BEMC Calibration
The Barrel Electromagnetic Calorimeter (BEMC) is a subsystem for the detector of the STAR experiment at Brookhaven National Laboratory (BNL) in Upton, New York. BNL is home to the Relativistic Heavy Ion Collider (RHIC) and the Solenoidal Tracker at RHIC (STAR) Detector. This detector can analyze events from colliding particle beams such as protons, gold atoms, and other heavy nuclei.

Me with the STAR detector at BNL.
The BEMC measures the energy deposition of particles coming from the interaction region of the STAR detector. It has a medium of alternating lead-scintillating plastic that goes 20 radiation lengths (X0) deep. The scintillating plastic layers sends a signal of scintillating light to photo multiplier tubes and is goes through a process of analog-to-digital conversion (ADC). The BEMC is also segmented into 4800 towers of the calorimeter layers to distinguish detection in energy deposition in isolated parts of the calorimeter.

Schematic of the STAR detector with TPC as the heart and surrounded by the BEMC. Other subsystems are used for particle detection and local polarimetry monitoring.
The BEMC calibration compares the energy deposition from the BEMC to the momentum measured by another subsystem of STAR called the Time Projection Chamber (TPC) which measures the path and momentum of particles. The TPC can also identify particles from the energy loss due to ionization. The ideal particle candidates that could be used for the calibration are electrons (and positrons) because they deposit their energy in an isolated region of the detector, their energy loss band can easily be distinguish from other particles such as hadrons (protons, neutrons, pions, etc.) and the particle identification for the TPC. Because of the energy scale at RHIC, there are not enough electrons to do a calibration across the whole detector. The strategy then is to measure the energy deposition from minimum ionizing particles across the whole detector and calculate the relative gain from each calorimeter tower. Then the energy deposition of electrons from the BEMC are compared to their momentum measured from the TPC as a ratio, E/p, to convert the relative gains to absolute gains. These absolute gains are then applied to the STAR dataset as a correction to the signal coming from the BEMC.

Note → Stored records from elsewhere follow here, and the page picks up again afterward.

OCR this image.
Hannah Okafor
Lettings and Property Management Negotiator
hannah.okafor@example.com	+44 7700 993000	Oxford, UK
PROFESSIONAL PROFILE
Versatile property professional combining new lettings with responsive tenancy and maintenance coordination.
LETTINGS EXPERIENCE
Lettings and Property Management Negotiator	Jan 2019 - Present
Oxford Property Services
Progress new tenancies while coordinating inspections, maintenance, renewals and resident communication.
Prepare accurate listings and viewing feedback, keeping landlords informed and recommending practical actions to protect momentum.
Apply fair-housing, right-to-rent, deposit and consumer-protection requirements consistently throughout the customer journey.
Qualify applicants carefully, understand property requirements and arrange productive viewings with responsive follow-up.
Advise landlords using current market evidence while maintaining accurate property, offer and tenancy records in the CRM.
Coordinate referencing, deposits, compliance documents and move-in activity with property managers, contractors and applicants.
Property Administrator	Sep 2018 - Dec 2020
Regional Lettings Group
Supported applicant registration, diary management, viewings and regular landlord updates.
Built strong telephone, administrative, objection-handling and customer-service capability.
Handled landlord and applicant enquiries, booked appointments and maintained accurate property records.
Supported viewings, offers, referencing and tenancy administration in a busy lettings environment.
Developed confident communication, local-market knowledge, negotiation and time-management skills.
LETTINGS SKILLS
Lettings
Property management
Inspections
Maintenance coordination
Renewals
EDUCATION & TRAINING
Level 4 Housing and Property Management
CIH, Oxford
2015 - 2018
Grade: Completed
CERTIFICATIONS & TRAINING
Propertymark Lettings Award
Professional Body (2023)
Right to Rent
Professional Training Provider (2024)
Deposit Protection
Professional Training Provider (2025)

The dataset that was used for this calibration are events collected from RHIC run of proton-proton collisions with a center of mass energy of 510 GeV sometime in between December 2021 and April of 2022. This data was collected from personal at BNL during experimental shifts of STAR which runs 24/7 during the run period mentioned above. The data was analyzed using the C++ programming in the STAR framework and visualized using CERN ROOT.
Relative Calibration
The relative calibration of the BEMC calibration analyze the MIP ADC output signal from all towers. The procedure was a quality assurance for each tower to show a clear MIP signal in a range of ADC of 10 to 50 where a peak appears in that range. These towers were labeled as good towers. Some towers do not show this peak and mostly show noise in ADC. These towers were labeled as bad towers, and they were not included in the rest of the calibration. The relative gain for each good tower based on their position of the tower in pseudo-rapidity and azimuth and the MIP ADC mean from the tower’s signal. This mean is given from a fit of a landua*gaussian product distribution that was fitted for each good tower. The relative gains are saved for the absolute calibration with electrons. The equation to calculate the relative gains are given in my presentation slides that I provide below the project’s title.
Absolute Calibration
The absolute calibration uses electrons to analyze the E/p ratio for a collection of BEMC towers in the same bin of pseudo-rapidity from -1 to 1. There were 40 bins that were used for this part of the analysis. The E/p signal from electrons were fitted with a gaussian to have the mean and an exponential function for the background contribution. The relative gain of good towers is normalized to the E/p mean from their respective pseudo-rapidity bin. The equation for the absolute gains is given my presentation slides. The electron data is used for systematic uncertainties study that contribute to the E/p calculation.